Structuring materials for online learning: A conceptual model

Structure of course within our
virtual learning environment, MOLE
Last September ScHARR (School of Health and Related Research) here at the university offered a brand new programme for distance learning, online postgraduate study: the MSc in International Health Technology Assessment, Pricing and Reimbursement. Catchy title! The course can be taken as a full MSc, Diploma, Certificate or even single module options. It is delivered entirely online as a part-time course for working students. The pedagogical model was derived from the author’s own work for the UK Higher Education Academy (HEA) evaluating student experience within this population (Carroll 2011, 2009).  One of the findings of this work was that working students, under pressure from work and domestic responsibilities, responded better, i.e. felt greater control of their learning, when the time available for completing exercises and interacting was not always restricted to a single week.

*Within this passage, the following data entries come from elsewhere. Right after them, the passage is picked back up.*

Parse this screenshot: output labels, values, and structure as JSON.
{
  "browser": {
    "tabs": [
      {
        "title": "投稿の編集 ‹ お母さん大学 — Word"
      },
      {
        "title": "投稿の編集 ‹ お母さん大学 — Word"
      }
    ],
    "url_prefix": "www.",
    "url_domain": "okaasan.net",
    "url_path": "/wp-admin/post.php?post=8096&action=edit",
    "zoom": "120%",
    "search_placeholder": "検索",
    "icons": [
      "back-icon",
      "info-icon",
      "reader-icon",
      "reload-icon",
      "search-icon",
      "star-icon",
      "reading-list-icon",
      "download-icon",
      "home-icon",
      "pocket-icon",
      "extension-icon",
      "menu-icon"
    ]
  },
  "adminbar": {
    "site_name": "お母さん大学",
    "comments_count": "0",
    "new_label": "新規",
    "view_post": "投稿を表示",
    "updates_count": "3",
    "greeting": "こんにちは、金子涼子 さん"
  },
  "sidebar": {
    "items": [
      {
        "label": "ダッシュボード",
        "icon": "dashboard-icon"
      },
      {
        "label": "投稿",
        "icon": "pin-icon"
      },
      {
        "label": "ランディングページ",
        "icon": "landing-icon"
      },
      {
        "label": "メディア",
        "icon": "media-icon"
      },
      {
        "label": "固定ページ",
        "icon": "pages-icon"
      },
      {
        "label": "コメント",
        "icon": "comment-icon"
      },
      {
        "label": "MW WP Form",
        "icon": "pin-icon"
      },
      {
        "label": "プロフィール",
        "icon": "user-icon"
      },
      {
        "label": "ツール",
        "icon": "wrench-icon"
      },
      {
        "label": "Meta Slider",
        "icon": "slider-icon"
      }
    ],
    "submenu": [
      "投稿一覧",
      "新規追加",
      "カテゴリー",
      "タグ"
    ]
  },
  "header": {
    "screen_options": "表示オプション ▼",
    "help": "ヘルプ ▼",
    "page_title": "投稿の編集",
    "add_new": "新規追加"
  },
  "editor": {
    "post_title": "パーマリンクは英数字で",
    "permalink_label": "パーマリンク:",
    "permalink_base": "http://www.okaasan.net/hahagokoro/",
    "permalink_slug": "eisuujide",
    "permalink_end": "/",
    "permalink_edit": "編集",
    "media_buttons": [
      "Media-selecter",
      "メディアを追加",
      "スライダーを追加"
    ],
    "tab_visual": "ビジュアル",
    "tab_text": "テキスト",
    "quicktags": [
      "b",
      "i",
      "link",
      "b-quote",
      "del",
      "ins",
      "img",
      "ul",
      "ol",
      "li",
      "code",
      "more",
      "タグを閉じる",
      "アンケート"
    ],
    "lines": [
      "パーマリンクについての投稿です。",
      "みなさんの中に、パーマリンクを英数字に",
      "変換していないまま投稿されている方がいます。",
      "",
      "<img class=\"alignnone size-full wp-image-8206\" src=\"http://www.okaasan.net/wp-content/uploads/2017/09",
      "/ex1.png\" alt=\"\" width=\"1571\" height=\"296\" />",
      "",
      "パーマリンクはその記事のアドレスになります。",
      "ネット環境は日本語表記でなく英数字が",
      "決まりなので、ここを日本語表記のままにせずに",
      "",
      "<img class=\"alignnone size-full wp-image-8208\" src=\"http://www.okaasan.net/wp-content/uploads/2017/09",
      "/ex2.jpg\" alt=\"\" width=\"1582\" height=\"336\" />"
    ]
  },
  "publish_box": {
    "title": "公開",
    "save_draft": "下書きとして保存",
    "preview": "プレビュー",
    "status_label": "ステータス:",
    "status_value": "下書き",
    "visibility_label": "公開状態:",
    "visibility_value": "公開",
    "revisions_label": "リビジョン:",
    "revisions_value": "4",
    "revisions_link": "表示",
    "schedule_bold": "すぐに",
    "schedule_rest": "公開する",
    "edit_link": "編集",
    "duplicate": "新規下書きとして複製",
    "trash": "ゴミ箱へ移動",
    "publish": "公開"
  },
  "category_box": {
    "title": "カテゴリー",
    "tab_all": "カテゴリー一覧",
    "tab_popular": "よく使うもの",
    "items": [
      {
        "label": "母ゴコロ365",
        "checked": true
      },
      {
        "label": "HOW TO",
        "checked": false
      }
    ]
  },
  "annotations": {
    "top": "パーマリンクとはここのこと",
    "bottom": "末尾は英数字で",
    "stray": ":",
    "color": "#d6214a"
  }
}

Working students could find time within a 2-week period to work through materials and interact, but struggled when faced with tighter week-by-week deadlines. For this reason, all materials are delivered as 2-week “blocks”. This was the basic structure adopted for delivering materials.

The programme leaders created a model for all module leads to follow when producing their materials (some converting existing materials, some creating materials from scratch), taking them from their E1 forms (for new modules) to the final version for the Virtual Learning Environment (known at the University of Sheffield as 'MOLE'). The last stages use the My Online Page Editor (MOPE) tool. The model is described in Figure 1 below...



ScHARR 6-stage model for developing materials
Figure 1: ScHARR 6-stage model for developing materials


As more module leaders and tutors became involved in delivering on the programme, it became necessary to provide more detail, to open the “black box” of Stage 3, to describe the steps to be taken in combining lectures, guided reading and exercises or tasks in a systematic and structured fashion in any 2-week “block”.

Figure 2 - structure of a learning block

A 2-week block can have up to 4 or 5 iterations of this model if the exercises are relatively small or a single iteration if the formative exercise is a single substantial piece of work. For example,

Weeks 1-2 might consist of:

1 or 2 screencast lectures (not more than 20 minutes each) + a Multiple Choice Questionnaire (MCQ); some guided reading + an online discussion; then guided reading + an individual wiki exercise with exemplar or personalised feedback;

Weeks 3-4 might then consist of :

4 or 5 lectures (not more than 20 minutes each) + some guided reading + 1 large piece of formatively assessed work

The key is the application of variety in the delivery of materials, and the methods used to test and explore students’ understanding of what they are being taught and what they have learned. A student’s understanding of an idea, principle or concept can be assessed in multiple ways, by MCQs, by completing either a short or substantial exercise, by engaging in discussion or group work.

Variety of tasks offers a means of providing students with problem-solving interaction that is intended to be more challenging, stimulating and thought-provoking than  a “1 week, 1 task” or “read this, write that” approach to online learning.

We have found that such diversity in methods of interaction and collaboration enhances the learning experience of students engaging online.

Although designed with the 2-week “block” and online learning in mind, this conceptual model offers a generic “toolkit” for structuring online content for education purposes.